Extrait du discours de Mme Claire Verly
prononcé lors de la remise des prix du Concours de latin Iuvenalia, le 22 mai 2024
Il y a quelques mois, un article du Soir expliquait la disparition du cours de grec de la majorité des écoles justement à cause de ce niveau de difficulté. Dans une interview de Marc de Burgaff, le Professeur Marc Romainville déclarait, je cite, « apprendre le grec est long et complexe. On estime, à tort ou à raison, que les bénéfices ne valent pas la chandelle et peuvent être obtenus via d’autres voies. On peut notamment faire de l’analyse rigoureuse de textes sur des textes... en français et on peut enseigner les premiers philosophes grecs et la naissance de la démocratie à Athènes sans devoir traduire les textes qui s’y rapportent. » La réflexion concerne ici le grec mais elle vaut tout aussi bien pour le cours de latin : on pourrait se contenter de lire une traduction de Cicéron plutôt que de s’acharner à le retraduire encore et encore.
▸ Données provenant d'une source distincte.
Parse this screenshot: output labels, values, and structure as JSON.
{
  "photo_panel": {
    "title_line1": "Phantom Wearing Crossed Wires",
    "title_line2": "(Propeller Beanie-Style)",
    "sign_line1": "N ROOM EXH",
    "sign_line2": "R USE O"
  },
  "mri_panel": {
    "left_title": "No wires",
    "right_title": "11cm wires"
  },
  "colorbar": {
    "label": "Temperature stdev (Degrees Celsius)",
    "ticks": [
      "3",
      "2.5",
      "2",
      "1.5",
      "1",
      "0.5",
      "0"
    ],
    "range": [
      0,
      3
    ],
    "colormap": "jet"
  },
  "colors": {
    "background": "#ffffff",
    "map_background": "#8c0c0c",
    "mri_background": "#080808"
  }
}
Pourquoi donc imposer à nos élèves l’exercice de la version latine alors que des centaines de traductions existent déjà ?
Selon moi pourtant, il est plus que jamais nécessaire de pouvoir lire le texte dans sa version originale.
Il y a une semaine j’étais à Londres avec mes quatrième pour visiter le British Museum. La première pièce que l’on voit en y entrant c’est la pierre de Rosette que tout le monde connaît. C’est un peu comme la Joconde à Paris, les touristes sont amassés devant et tout le monde est prêt à écraser son voisin pour pouvoir arriver jusqu’à la vitrine qui l’abrite. Si les visiteurs du musée se bousculent pour apercevoir ce morceau de caillou c’est parce qu’il revêt une importance capitale dans l’Histoire mondiale : grâce à lui, nous sommes parvenus à déchiffrer les hiéroglyphes. La pierre, découverte en Egypte présente trois fois le même texte dans trois écritures différentes : les hiéroglyphes égyptiens, le démotique et le grec. C’est le célèbre Champollion, qui, en se basant sur la traduction du grec et par un jeu de comparaison avec d’autres sources, parvient à les déchiffrer. Jusqu’à ce moment, la connaissance de cette écriture était totalement perdue et la civilisation égyptienne restait un mystère total. Grâce à la découverte de Champollion, on a donc récupéré un pan important de l’histoire mondiale. Que serait-il arrivé si personne à l’époque ne savait plus lire le grec ancien ? La réponse est évidente : nous ignorerions la majeure partie du fonctionnement de l’Egypte antique. On aurait l’intelligence artificielle mais nous serions incapables de comprendre nos racines. Nous sommes les dépositaires de ces savoirs millénaires qu’il importe de ne pas perdre pour assurer la bonne compréhension de notre monde.